Face and scalp US Medical PG Question 10: A 71-year-old woman presents to the emergency department with a headache for the past 30 minutes. She says that this is the worst headache of her life and that it came on suddenly after she hit her head. She says that she has also been experiencing visual problems with double vision when she looks to the left or the right. Visual examination reveals that her right eye cannot move right past the midline and her left eye cannot move left past the midline.
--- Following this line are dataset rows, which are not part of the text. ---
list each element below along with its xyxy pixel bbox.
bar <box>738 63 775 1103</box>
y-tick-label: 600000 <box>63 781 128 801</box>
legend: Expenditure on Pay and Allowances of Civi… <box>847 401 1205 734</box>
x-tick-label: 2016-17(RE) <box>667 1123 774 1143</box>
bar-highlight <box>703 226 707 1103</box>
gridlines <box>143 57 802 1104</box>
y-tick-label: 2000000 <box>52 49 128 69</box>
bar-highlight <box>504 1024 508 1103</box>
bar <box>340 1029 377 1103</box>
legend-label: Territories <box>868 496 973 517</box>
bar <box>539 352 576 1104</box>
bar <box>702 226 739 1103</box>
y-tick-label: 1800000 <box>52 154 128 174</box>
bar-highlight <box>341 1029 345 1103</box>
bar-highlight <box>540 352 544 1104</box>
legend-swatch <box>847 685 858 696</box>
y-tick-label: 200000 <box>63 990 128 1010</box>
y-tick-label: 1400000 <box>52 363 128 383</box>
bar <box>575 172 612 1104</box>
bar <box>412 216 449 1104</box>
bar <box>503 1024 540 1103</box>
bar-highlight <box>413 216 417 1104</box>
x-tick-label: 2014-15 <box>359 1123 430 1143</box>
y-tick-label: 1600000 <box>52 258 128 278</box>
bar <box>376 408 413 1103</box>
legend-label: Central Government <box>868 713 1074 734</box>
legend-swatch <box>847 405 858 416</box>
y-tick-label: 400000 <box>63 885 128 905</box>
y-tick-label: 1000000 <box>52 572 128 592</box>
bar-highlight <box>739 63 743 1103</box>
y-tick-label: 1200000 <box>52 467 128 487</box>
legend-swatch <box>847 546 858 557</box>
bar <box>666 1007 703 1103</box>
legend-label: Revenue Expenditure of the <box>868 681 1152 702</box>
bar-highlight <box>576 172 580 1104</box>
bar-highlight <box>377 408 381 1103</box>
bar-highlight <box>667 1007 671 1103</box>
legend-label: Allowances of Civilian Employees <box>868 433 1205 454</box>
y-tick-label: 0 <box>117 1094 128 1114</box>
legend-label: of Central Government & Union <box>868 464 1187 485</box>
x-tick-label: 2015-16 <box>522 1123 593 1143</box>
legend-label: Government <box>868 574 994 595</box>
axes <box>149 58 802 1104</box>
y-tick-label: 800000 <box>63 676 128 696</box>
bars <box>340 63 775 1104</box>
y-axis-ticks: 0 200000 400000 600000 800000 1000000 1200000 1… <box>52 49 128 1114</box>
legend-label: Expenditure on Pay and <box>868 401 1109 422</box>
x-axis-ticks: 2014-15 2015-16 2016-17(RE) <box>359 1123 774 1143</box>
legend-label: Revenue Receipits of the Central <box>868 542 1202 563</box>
Which of the following is most likely responsible for this patient's visual defects?
- A. Bilateral uncal herniation
- B. Unilateral uncal herniation
- C. Central herniation (Correct Answer)
- D. Subfalcine herniation
- E. Tonsillar herniation
Face and scalp Explanation: ***Central herniation***
- The sudden onset of severe headache after head trauma with **bilateral lateral rectus palsies** (right eye cannot move right, left eye cannot move left) indicates **bilateral abducens nerve (CN VI) dysfunction**.
- Central herniation involves **downward displacement of the diencephalon and midbrain** through the tentorial notch, which causes **increased intracranial pressure** and **stretching of CN VI bilaterally** as it has the longest intracranial course.
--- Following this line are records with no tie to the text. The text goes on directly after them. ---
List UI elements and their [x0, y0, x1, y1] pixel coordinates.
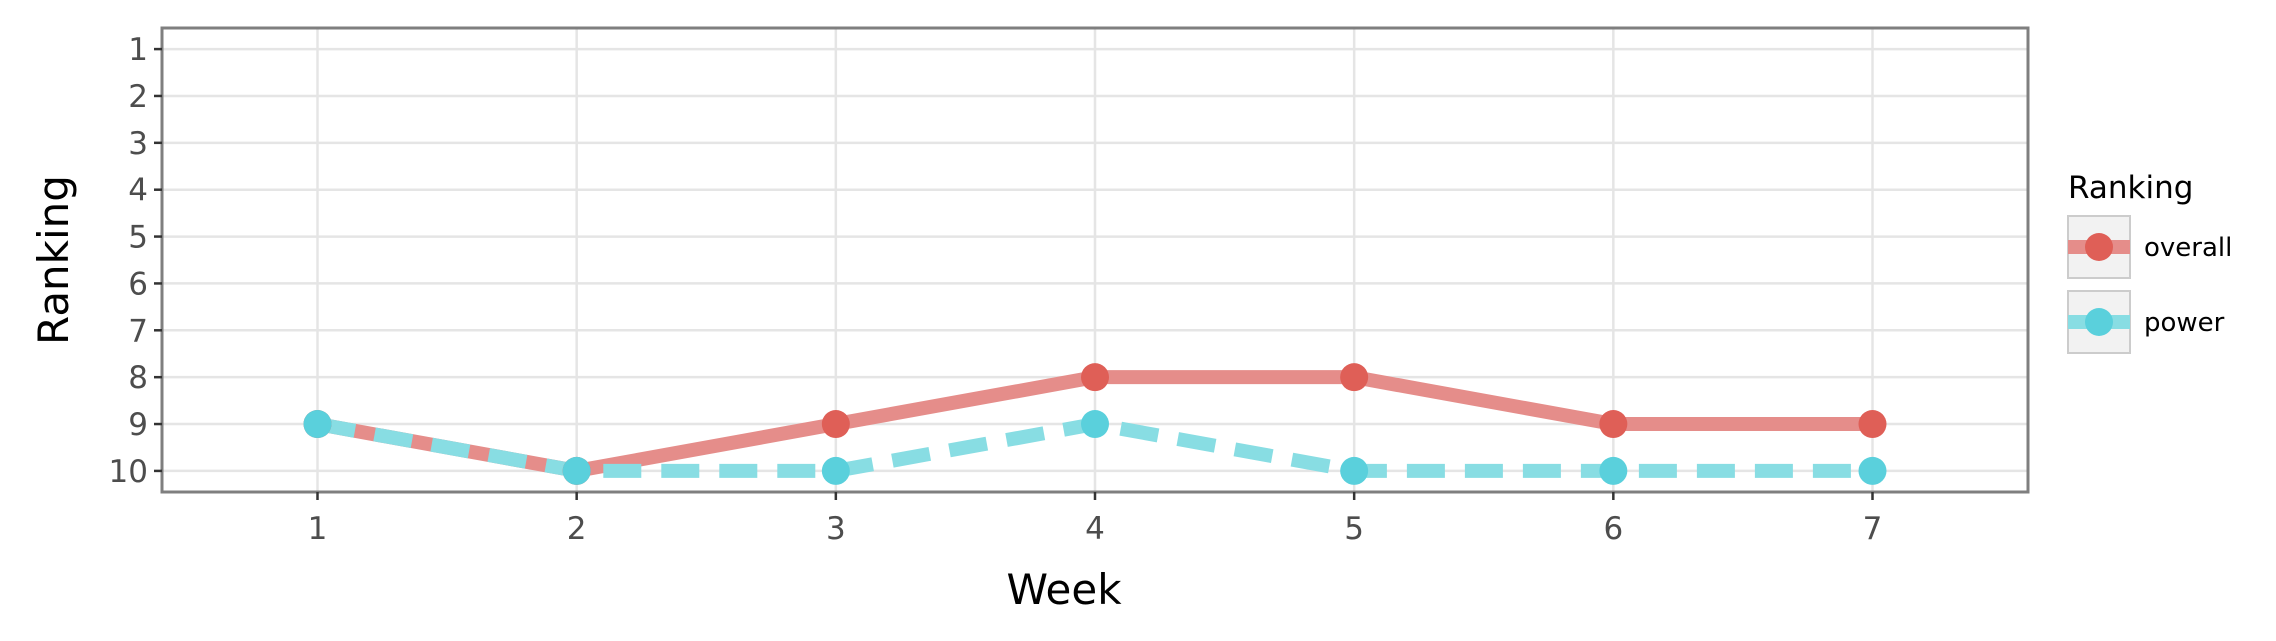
y-tick-label: 4	[128, 173, 148, 209]
y-tick-label: 3	[128, 126, 148, 162]
x-tick-label: 4	[1085, 511, 1105, 547]
legend-item-overall: overall	[2067, 215, 2232, 279]
y-tick-label: 8	[128, 360, 148, 396]
legend-key-point	[2085, 308, 2113, 336]
y-tick-label: 7	[128, 313, 148, 349]
data-point-power	[821, 456, 850, 485]
data-point-power	[303, 410, 332, 439]
x-tick-label: 3	[826, 511, 846, 547]
data-point-power	[1340, 456, 1369, 485]
data-point-overall	[1858, 410, 1887, 439]
legend-items: overall power	[2067, 215, 2232, 354]
data-point-overall	[1599, 410, 1628, 439]
data-point-power	[1081, 410, 1109, 439]
x-axis-ticks: 1 2 3 4 5 6 7	[308, 492, 1883, 547]
data-point-overall	[1081, 363, 1109, 392]
y-tick-label: 10	[109, 454, 148, 490]
series-points	[303, 363, 1887, 485]
data-point-power	[1858, 456, 1887, 485]
x-tick-label: 5	[1344, 511, 1364, 547]
legend-label-overall: overall	[2144, 233, 2232, 263]
x-axis-title: Week	[1006, 565, 1122, 614]
legend-title: Ranking	[2068, 170, 2193, 206]
legend-item-power: power	[2067, 290, 2225, 354]
data-point-overall	[821, 410, 850, 439]
x-tick-label: 1	[308, 511, 328, 547]
y-tick-label: 2	[128, 79, 148, 115]
legend-key-point	[2085, 233, 2113, 261]
legend: Ranking overall power	[2067, 170, 2232, 354]
y-tick-label: 6	[128, 266, 148, 302]
y-axis-ticks: 1 2 3 4 5 6 7 8 9 10	[109, 32, 162, 490]
y-axis-title: Ranking	[29, 175, 78, 345]
x-tick-label: 2	[567, 511, 587, 547]
data-point-power	[562, 456, 591, 485]
y-tick-label: 5	[128, 220, 148, 256]
x-tick-label: 7	[1863, 511, 1883, 547]
legend-label-power: power	[2144, 308, 2225, 338]
data-point-overall	[1340, 363, 1369, 392]
x-tick-label: 6	[1603, 511, 1623, 547]
y-tick-label: 1	[128, 32, 148, 68]
data-point-power	[1599, 456, 1628, 485]
y-tick-label: 9	[128, 407, 148, 443]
- CN VI is particularly vulnerable to **stretching over the petrous ridge** with increased ICP, and bilateral involvement is characteristic of **diffuse increased pressure** or **rostrocaudal deterioration** seen in central herniation.
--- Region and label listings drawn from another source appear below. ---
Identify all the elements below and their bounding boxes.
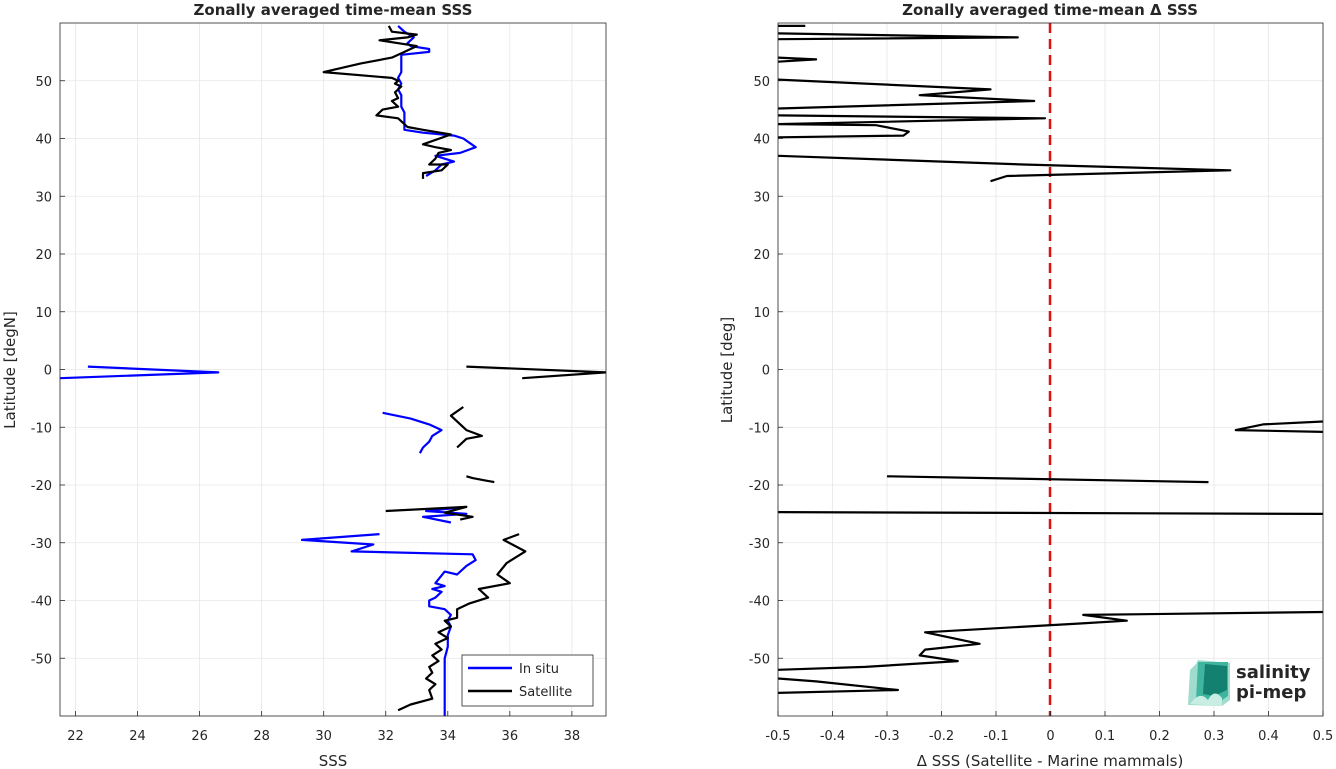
delta-sss-y-tick-label: -10: [749, 421, 770, 436]
delta-sss-y-tick-label: 10: [753, 306, 770, 321]
delta-sss-y-tick-label: 20: [753, 248, 770, 263]
sss-x-tick-label: 32: [377, 729, 394, 744]
delta-sss-x-tick-label: 0.2: [1149, 729, 1170, 744]
delta-sss-x-tick-label: 0.3: [1204, 729, 1225, 744]
sss-y-tick-label: 40: [35, 133, 52, 148]
delta-sss-y-tick-label: -40: [749, 595, 770, 610]
delta-sss-y-tick-label: -50: [749, 652, 770, 667]
delta-sss-x-axis-label: Δ SSS (Satellite - Marine mammals): [917, 752, 1184, 769]
sss-y-tick-label: 30: [35, 190, 52, 205]
delta-sss-y-tick-label: 30: [753, 190, 770, 205]
delta-sss-series: [778, 24, 1323, 694]
sss-x-tick-label: 38: [564, 729, 581, 744]
delta-sss-series-line-delta: [778, 677, 900, 694]
legend-label-in-situ: In situ: [519, 662, 559, 677]
sss-y-tick-label: -50: [31, 652, 52, 667]
delta-sss-x-tick-label: 0.4: [1258, 729, 1279, 744]
delta-sss-chart-title: Zonally averaged time-mean Δ SSS: [902, 1, 1198, 19]
sss-series-line-in-situ: [397, 25, 477, 177]
sss-x-tick-label: 24: [129, 729, 146, 744]
salinity-pi-mep-logo: salinity pi-mep: [1188, 660, 1311, 706]
delta-sss-x-ticks: -0.5 -0.4 -0.3 -0.2 -0.1 0 0.1 0.2 0.3 0.4 0.5: [765, 711, 1333, 744]
sss-y-tick-label: -10: [31, 421, 52, 436]
delta-sss-y-tick-label: -30: [749, 537, 770, 552]
delta-sss-x-tick-label: 0: [1046, 729, 1054, 744]
sss-series-line-satellite: [466, 475, 495, 484]
delta-sss-x-tick-label: 0.5: [1313, 729, 1334, 744]
delta-sss-x-tick-label: -0.1: [983, 729, 1008, 744]
delta-sss-y-tick-label: -20: [749, 479, 770, 494]
sss-y-tick-label: 0: [44, 364, 52, 379]
sss-x-tick-label: 36: [502, 729, 519, 744]
delta-sss-x-tick-label: -0.2: [929, 729, 954, 744]
sss-x-axis-label: SSS: [319, 752, 348, 769]
delta-sss-x-tick-label: 0.1: [1095, 729, 1116, 744]
sss-y-axis-label: Latitude [degN]: [1, 311, 19, 429]
sss-y-tick-label: 10: [35, 306, 52, 321]
delta-sss-y-tick-label: 40: [753, 133, 770, 148]
sss-x-tick-label: 30: [315, 729, 332, 744]
delta-sss-series-line-delta: [778, 114, 1047, 139]
sss-panel: 22 24 26 28 30 32 34 36 38 50 40 30 20 10 0 -10 -20 -30 -…: [1, 1, 607, 769]
sss-y-tick-label: 50: [35, 75, 52, 90]
delta-sss-y-tick-label: 0: [762, 364, 770, 379]
sss-x-tick-label: 22: [67, 729, 84, 744]
sss-y-ticks: 50 40 30 20 10 0 -10 -20 -30 -40 -50: [31, 75, 65, 667]
delta-sss-panel: -0.5 -0.4 -0.3 -0.2 -0.1 0 0.1 0.2 0.3 0.4 0.5 50 4…: [718, 1, 1333, 769]
sss-x-tick-label: 28: [253, 729, 270, 744]
delta-sss-series-line-delta: [778, 32, 1019, 41]
delta-sss-x-tick-label: -0.3: [874, 729, 899, 744]
logo-text-pi-mep: pi-mep: [1236, 682, 1306, 703]
sss-y-tick-label: -30: [31, 537, 52, 552]
logo-wave-icon: [1188, 660, 1230, 706]
sss-series-line-satellite: [397, 533, 527, 712]
sss-y-tick-label: -40: [31, 595, 52, 610]
sss-series-line-in-situ: [60, 365, 220, 380]
sss-series-line-satellite: [385, 505, 474, 521]
sss-series-line-in-situ: [421, 505, 468, 524]
delta-sss-y-tick-label: 50: [753, 75, 770, 90]
sss-series-line-satellite: [466, 365, 606, 380]
sss-y-tick-label: 20: [35, 248, 52, 263]
delta-sss-series-line-delta: [778, 56, 818, 63]
legend-label-satellite: Satellite: [519, 685, 572, 700]
delta-sss-series-line-delta: [886, 475, 1209, 484]
delta-sss-series-line-delta: [778, 78, 1036, 110]
sss-x-tick-label: 34: [440, 729, 457, 744]
sss-series-line-in-situ: [300, 533, 477, 716]
delta-sss-series-line-delta: [778, 510, 1323, 516]
sss-chart-title: Zonally averaged time-mean SSS: [194, 1, 473, 19]
delta-sss-series-line-delta: [1234, 420, 1323, 433]
sss-series-line-in-situ: [382, 411, 443, 454]
delta-sss-y-axis-label: Latitude [deg]: [718, 317, 736, 423]
sss-x-ticks: 22 24 26 28 30 32 34 36 38: [67, 711, 580, 744]
logo-text-salinity: salinity: [1236, 662, 1311, 683]
sss-series: [60, 25, 606, 716]
sss-x-tick-label: 26: [191, 729, 208, 744]
legend-box: [461, 654, 594, 707]
legend: In situ Satellite: [461, 654, 594, 707]
delta-sss-series-line-delta: [778, 610, 1323, 671]
delta-sss-x-tick-label: -0.5: [765, 729, 790, 744]
delta-sss-y-ticks: 50 40 30 20 10 0 -10 -20 -30 -40 -50: [749, 75, 783, 667]
sss-y-tick-label: -20: [31, 479, 52, 494]
sss-series-line-satellite: [449, 406, 483, 449]
sss-series-line-satellite: [322, 25, 452, 179]
delta-sss-series-line-delta: [778, 154, 1232, 183]
delta-sss-x-tick-label: -0.4: [820, 729, 845, 744]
- While central herniation can progress to pupillary changes and posturing, **early bilateral CN VI palsies** are a recognized finding with increased ICP.
*Bilateral uncal herniation*
- This is an extremely rare occurrence that would primarily affect **CN III (oculomotor nerve) bilaterally**, causing bilateral pupil dilation and "down and out" eye positioning.
- **Uncal herniation does NOT typically cause CN VI palsy**; it compresses CN III as the uncus herniates over the tentorial edge.
- The described findings (bilateral lateral rectus weakness) are not consistent with uncal herniation.
*Unilateral uncal herniation*
- Causes **ipsilateral CN III palsy** with a dilated pupil and "down and out" eye on one side.
- Would not explain the **bilateral abducens nerve deficits** described in this case.
- This is the classic herniation syndrome from temporal lobe mass effect.
*Subfalcine herniation*
- Involves the **cingulate gyrus** passing beneath the **falx cerebri**.
- Typically affects the **anterior cerebral artery**, leading to leg weakness, but **spares cranial nerves entirely**.
- Would not cause any extraocular movement abnormalities.
*Tonsillar herniation*
- Occurs when **cerebellar tonsils** descend through the **foramen magnum**.
- Presents with **respiratory depression, bradycardia, and cardiovascular instability** due to medullary compression.
- Does not typically affect CN VI or cause isolated extraocular movement deficits.